In primis si ammette che un cambiamento climatico è in corso. Non è scontato, vista la divisione netta tra chi al riscaldamento terreste crede e chi invece afferma trattarsi solamente di una fase passeggera come tante altre.
La seconda notizia è quella che il consorzio, passatemi il termine, crede che la strada dei vitigni ibridi o innovativi che dir si voglia, sia una delle ipotesi più accreditate per contrastare l’evidente cambiamento che si registra tra le vigne.
Bernard Farge, presidente del CIVB, ha dichiarato che le conseguenze del riscaldamento climatico hanno reso necessario testare i vitigni ibridi più resistenti.
Tra le uve che più soffrono di questi cambiamenti c’è sicuramente il merlot, largamente diffuso nella regione. Vitigno molto precoce, il merlot rischia di non avere la maturazione necessaria pur sviluppando delle gradazioni alcoliche molto consistenti. Sarà l’INRA, l’Institut National de la Recherche Agronomique a condurre la sperimentazione tra i filari bordolesi. La ricerca avrà una durata probabile di otto anni.
Da appassionato dei vini di Bordeaux, specie di quelli vecchi, sono sconcertato dalla decisione. Non sono di sicuro un conservatore, ma non posso fare a meno di chiedermi se la strada degli ibridi sia quella giusta.
Non sarebbe forse il caso di provare prima a lavorare diversamente in vigna, tornando a rese meno basse, a concentrazioni meno estreme, a sistemi di potatura e di gestione del fogliame più protettivi nei confronti dei grappoli?

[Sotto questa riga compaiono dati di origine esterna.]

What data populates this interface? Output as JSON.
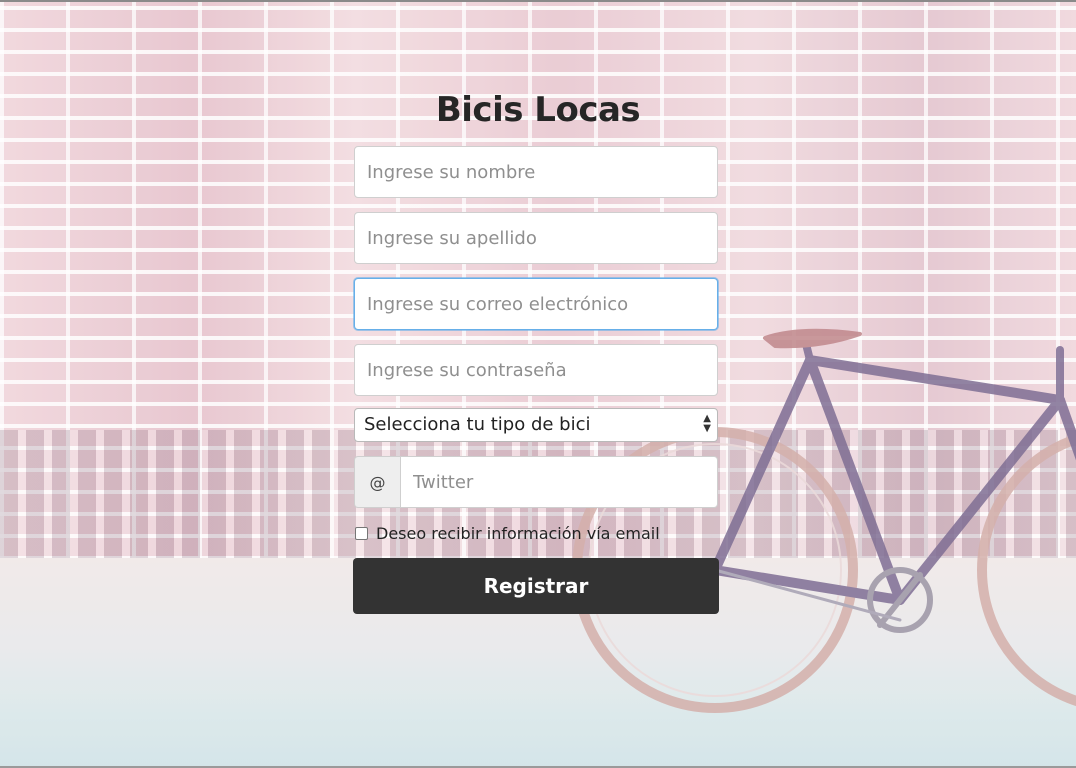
{
  "app": {
    "title": "Bicis Locas"
  },
  "form": {
    "first_name_placeholder": "Ingrese su nombre",
    "last_name_placeholder": "Ingrese su apellido",
    "email_placeholder": "Ingrese su correo electrónico",
    "password_placeholder": "Ingrese su contraseña",
    "bike_type_selected": "Selecciona tu tipo de bici",
    "twitter_addon": "@",
    "twitter_placeholder": "Twitter",
    "newsletter_label": "Deseo recibir información vía email",
    "newsletter_checked": false,
    "submit_label": "Registrar",
    "focused_field": "email"
  },
  "theme": {
    "button_bg": "#333333",
    "focus_border": "#66afe9"
  },
  "icons": {
    "select_arrows": "up-down-chevron-icon",
    "background": "bicycle-illustration"
  }
}
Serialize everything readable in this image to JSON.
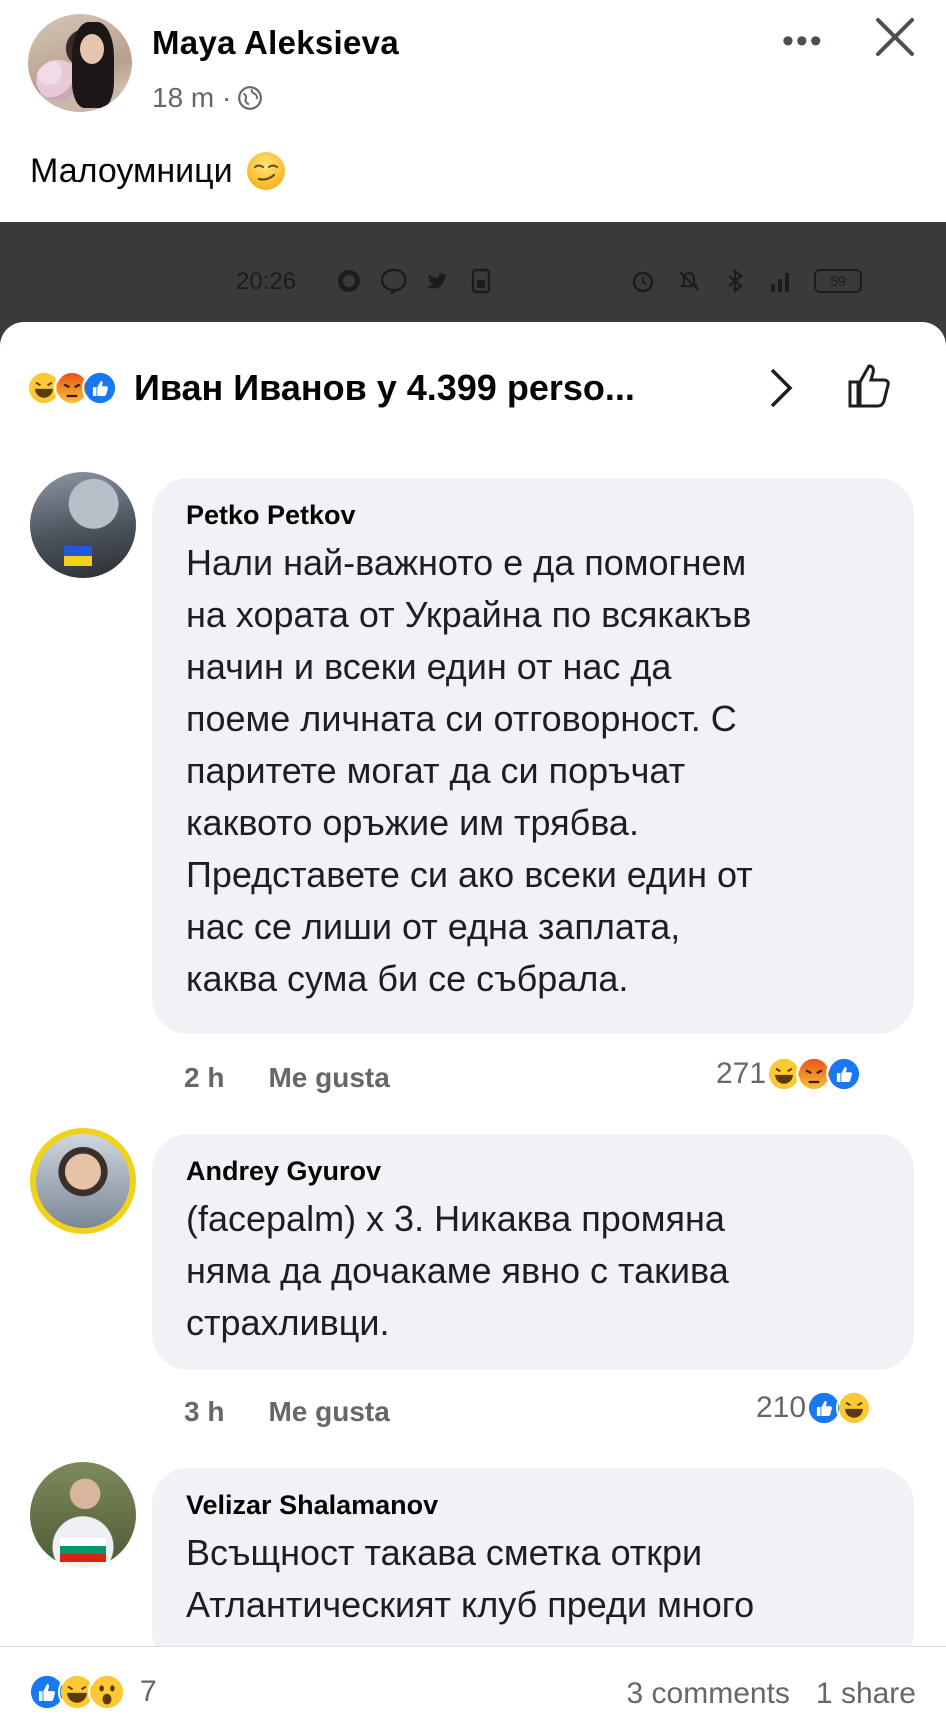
{
  "post": {
    "author": "Maya Aleksieva",
    "time": "18 m ·",
    "text": "Малоумници",
    "icons": {
      "more": "more-dots-icon",
      "close": "close-icon",
      "privacy": "globe-icon",
      "emoji": "smirk-emoji-icon"
    }
  },
  "status_bar": {
    "time": "20:26",
    "battery": "59"
  },
  "reactions_header": {
    "text": "Иван Иванов y 4.399 perso...",
    "icons": [
      "haha-reaction-icon",
      "angry-reaction-icon",
      "like-reaction-icon"
    ]
  },
  "comments": [
    {
      "name": "Petko Petkov",
      "lines": [
        "Нали най-важното е да помогнем",
        "на хората от Украйна по всякакъв",
        "начин и всеки един от нас да",
        "поеме личната си отговорност. С",
        "паритете могат да си поръчат",
        "каквото оръжие им трябва.",
        "Представете си ако всеки един от",
        "нас се лиши от една заплата,",
        "каква сума би се събрала."
      ],
      "time": "2 h",
      "like_label": "Me gusta",
      "reaction_count": "271",
      "reaction_icons": [
        "haha-reaction-icon",
        "angry-reaction-icon",
        "like-reaction-icon"
      ]
    },
    {
      "name": "Andrey Gyurov",
      "lines": [
        "(facepalm) x 3. Никаква промяна",
        "няма да дочакаме явно с такива",
        "страхливци."
      ],
      "time": "3 h",
      "like_label": "Me gusta",
      "reaction_count": "210",
      "reaction_icons": [
        "like-reaction-icon",
        "haha-reaction-icon"
      ]
    },
    {
      "name": "Velizar Shalamanov",
      "lines": [
        "Всъщност такава сметка откри",
        "Атлантическият клуб преди много"
      ]
    }
  ],
  "bottom": {
    "reaction_count": "7",
    "comments": "3 comments",
    "shares": "1 share",
    "reaction_icons": [
      "like-reaction-icon",
      "haha-reaction-icon",
      "wow-reaction-icon"
    ]
  },
  "colors": {
    "facebook_blue": "#1877f2",
    "bubble_gray": "#f0f2f5",
    "meta_gray": "#65676b"
  }
}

Io, prima di arrivare ad una modifica radicale di un vino così ricco di storia, mi sarei aspettato delle riflessioni totalmente diverse e più orientate alla gestione della pianta. Non mancano certamente né i mezzi finanziari, né quelli tecnici per agire da subito, aspettando che il tempo ci dica come andranno le cose nel medio periodo.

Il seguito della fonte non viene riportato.